Saturday, March 22, 2014

ARM going the Google way

ARM to dominate them all, including the brand image.

I just did some first programming exercises with the ST Nucleo STM32L0 board, using mbed. From developer point of view, the user experience  was pretty equal to my earlier experiments with Freescale KL25Z board. And that's the point!

There are many similarities in how Google and ARM are building the ecosystem around them, only the timescale is different. Google created Android OS and licensed it to phone manufacturers. Each one of them were allowed to customize it and to highlight their own brand image. Eventually people are purchasing Samsung Android or HTC Android,  not Google Android devices.

Soon Google understood they have lost the control over brand image. To fight back, Google introduced ChromeOS, which is kept tightly in Google's own control. Manufacturers are not allowed to tailor it, and Google has full control over software updates, no matter who is the manufacturer of the hardware. This way consumers are purchasing Google ChromeOS devices, manufactured by company X, Y, or Z.



ARM did the same. First they created the IP, which was then licensed to silicon vendors. It took long time, but little by little ARM managed to get the dominant position in CPU architectures. Even if silicon vendors are promoting ARM architecture, the company itself, ARM Holdings does not benefit much from that. People are talking about TI ARM processors, or Freescale ARM processors, or any other vendor name.

As every manufacturer constructed a different set of peripherals with different APIs around the ARM core,  they are more or less incompatible from software point of view, even if they can in theory run the same code due to the same instruction set. Each vendor provides it's own software library for peripheral access, and developers think micros from different vendors as totally different products, not as members of the one mighty ARM family.

To fight back, ARM has done several manouevre. Already in 2005, ARM acquired Keil, a compiler IDE supplier. That was a clever move, as an IDE can more or less hide the difference in silicon designs. However, Keil is not dominant at the market, there are IAR, Atollic, and many more.

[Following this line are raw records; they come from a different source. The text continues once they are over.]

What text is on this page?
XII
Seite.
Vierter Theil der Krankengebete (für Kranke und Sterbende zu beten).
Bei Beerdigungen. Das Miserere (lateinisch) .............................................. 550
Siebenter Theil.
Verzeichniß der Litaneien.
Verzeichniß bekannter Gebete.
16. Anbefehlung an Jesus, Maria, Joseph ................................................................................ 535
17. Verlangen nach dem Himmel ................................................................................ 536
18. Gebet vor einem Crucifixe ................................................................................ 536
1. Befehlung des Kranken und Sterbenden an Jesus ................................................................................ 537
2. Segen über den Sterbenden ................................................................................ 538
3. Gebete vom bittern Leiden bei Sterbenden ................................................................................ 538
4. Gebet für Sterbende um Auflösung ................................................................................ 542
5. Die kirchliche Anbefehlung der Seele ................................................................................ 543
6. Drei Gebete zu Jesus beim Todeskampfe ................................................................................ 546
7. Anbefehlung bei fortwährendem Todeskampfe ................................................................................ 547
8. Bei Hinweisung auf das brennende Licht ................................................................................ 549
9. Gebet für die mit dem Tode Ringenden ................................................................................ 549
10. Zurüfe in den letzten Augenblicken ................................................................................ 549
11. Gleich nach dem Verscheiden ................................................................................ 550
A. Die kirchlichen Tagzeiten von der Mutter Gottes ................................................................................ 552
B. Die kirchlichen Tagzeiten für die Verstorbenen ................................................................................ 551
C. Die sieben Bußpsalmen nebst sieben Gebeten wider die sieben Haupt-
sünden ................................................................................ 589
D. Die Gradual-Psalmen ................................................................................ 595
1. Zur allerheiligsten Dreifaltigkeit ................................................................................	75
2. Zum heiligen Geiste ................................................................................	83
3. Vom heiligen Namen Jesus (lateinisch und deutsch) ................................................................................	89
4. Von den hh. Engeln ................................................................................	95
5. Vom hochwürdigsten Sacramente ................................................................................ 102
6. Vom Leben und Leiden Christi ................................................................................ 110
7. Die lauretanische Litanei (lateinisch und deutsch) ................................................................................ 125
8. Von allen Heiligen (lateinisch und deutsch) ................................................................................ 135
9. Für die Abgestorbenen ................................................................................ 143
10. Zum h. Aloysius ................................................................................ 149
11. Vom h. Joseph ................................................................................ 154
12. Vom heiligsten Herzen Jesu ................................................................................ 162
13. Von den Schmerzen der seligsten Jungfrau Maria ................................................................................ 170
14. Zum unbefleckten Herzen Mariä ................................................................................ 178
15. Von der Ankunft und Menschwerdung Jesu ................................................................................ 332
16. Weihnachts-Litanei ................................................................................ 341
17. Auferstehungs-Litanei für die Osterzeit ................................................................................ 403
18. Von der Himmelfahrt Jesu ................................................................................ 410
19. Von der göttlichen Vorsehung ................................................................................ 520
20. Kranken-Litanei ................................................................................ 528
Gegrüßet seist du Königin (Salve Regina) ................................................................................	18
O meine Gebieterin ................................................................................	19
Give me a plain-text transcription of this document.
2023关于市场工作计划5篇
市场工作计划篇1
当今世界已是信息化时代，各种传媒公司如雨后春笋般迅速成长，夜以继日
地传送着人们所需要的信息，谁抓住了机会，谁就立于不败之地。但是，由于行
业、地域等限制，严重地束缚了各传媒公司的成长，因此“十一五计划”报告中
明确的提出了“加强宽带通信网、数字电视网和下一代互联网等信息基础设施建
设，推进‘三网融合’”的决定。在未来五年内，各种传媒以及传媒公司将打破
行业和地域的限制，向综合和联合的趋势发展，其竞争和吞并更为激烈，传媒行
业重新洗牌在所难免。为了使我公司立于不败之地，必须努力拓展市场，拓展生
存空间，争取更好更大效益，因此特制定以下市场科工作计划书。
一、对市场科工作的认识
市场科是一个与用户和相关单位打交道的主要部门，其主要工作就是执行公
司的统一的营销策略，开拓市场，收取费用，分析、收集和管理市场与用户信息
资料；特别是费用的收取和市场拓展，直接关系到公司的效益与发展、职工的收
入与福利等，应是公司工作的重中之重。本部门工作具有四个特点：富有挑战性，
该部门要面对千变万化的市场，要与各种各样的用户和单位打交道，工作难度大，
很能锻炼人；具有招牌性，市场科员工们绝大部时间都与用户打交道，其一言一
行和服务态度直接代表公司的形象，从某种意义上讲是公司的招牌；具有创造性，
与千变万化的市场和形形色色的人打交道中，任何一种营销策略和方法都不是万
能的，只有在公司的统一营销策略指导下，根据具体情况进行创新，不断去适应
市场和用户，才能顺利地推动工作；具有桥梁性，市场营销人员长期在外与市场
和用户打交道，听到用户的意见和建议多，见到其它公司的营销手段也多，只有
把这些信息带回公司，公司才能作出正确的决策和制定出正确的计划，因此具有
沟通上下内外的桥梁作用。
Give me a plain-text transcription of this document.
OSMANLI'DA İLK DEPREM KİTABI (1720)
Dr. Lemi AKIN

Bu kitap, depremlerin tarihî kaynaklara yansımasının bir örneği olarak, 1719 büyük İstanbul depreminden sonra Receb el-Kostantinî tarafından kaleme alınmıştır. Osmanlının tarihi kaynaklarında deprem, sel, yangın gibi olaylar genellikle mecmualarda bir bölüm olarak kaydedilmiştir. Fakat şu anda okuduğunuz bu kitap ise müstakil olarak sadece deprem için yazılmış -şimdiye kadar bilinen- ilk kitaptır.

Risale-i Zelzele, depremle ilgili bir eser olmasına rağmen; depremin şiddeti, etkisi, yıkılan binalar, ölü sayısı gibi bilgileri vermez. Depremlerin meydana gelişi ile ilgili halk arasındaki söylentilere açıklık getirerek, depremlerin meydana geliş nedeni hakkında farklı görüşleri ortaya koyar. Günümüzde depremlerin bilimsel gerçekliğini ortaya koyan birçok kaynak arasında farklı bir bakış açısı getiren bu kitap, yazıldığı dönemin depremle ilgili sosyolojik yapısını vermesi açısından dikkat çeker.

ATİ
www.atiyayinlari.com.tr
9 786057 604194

Thus ARM didn't got the Google position by that.

Later on, ARM introduced the mbed concept;  one unified programming environment for all the micros, running in ARM cloud. "One IDE to rule them all". Well, mbed is perhaps not targeted to immediately replace all the existing commercial IDEs in use, but it is a way to teach developers that after all, the name of the ARM-based silicon vendor actually doesn't matter, it's all about the software.

Once new generation of developers have adopted the approach, the game is changed. With mbed, we're not talking about an Arduino competitor, but a mind changer.

Friday, March 14, 2014

New micros from ST

ST Microelectronics continues going strong in microcontrollers.

During the first quarter of 2014, ST Microelectronics has released a number of new interesting microcontrollers, including ultra-low-power STM32 L0 series, inexpensive STM32 F0 products, and new a new line of STM32 F4 devices with "Dynamic Efficiency" to balance power consumption and performance.

STM32 Nucleo development board
To general public, perhaps the most interesting new product is the STM32 Nucleo family of affordable mbed-enabled prototyping boards, with Arduino compatible pin headers plus ST specific Morpho extension headers. Prices start from just ten bucks. At the Embedded World in Nuremberg, ST giveaway 10'000 development boards altogether.

Last Wednesday, my company arranged together with ST Microelectronics a HMI Workshop and training session about embedded graphics development with STM32F4 and STemWIN graphics library. STemWIN is a free STM32 specific binary port of popular professional emWin graphics library from Segger. At the end of the free training, participants got with them a free STM32F4 Discovery Kit with 2.4" QVGA TFT color graphics display that they exercised with.

STM32F4-Discovery board
We got 25 participants in the event, which is exactly the number of people the conference room reserved for the purpose can accommodate. So we met our targets for the event first of it's kind. As it was so successful to all stakeholders, for sure we will organize new ones in the future as well.

In general, ST has very strong portfolio in microcontrollers. Among microcontroller designs made in my company within couple of last years, STM32 has been the most common choice, incorporating in more designs than other micros. ST products are known for good silicon quality with little or no design faults or manufacturing defects.

Actually, before the training session held this week, I was not aware of who is the local support FAE of ST, as we have never needed any help. Quality of silicon and documentation is very important factor if you do product development for money, and should meet the expected time frame and budget. Fault chip designs ruins your business. Simply cannot claim ST for any such problems.

Once I have some time for hands-one exercises with the Nucleo L0 board, I will report my experiences here.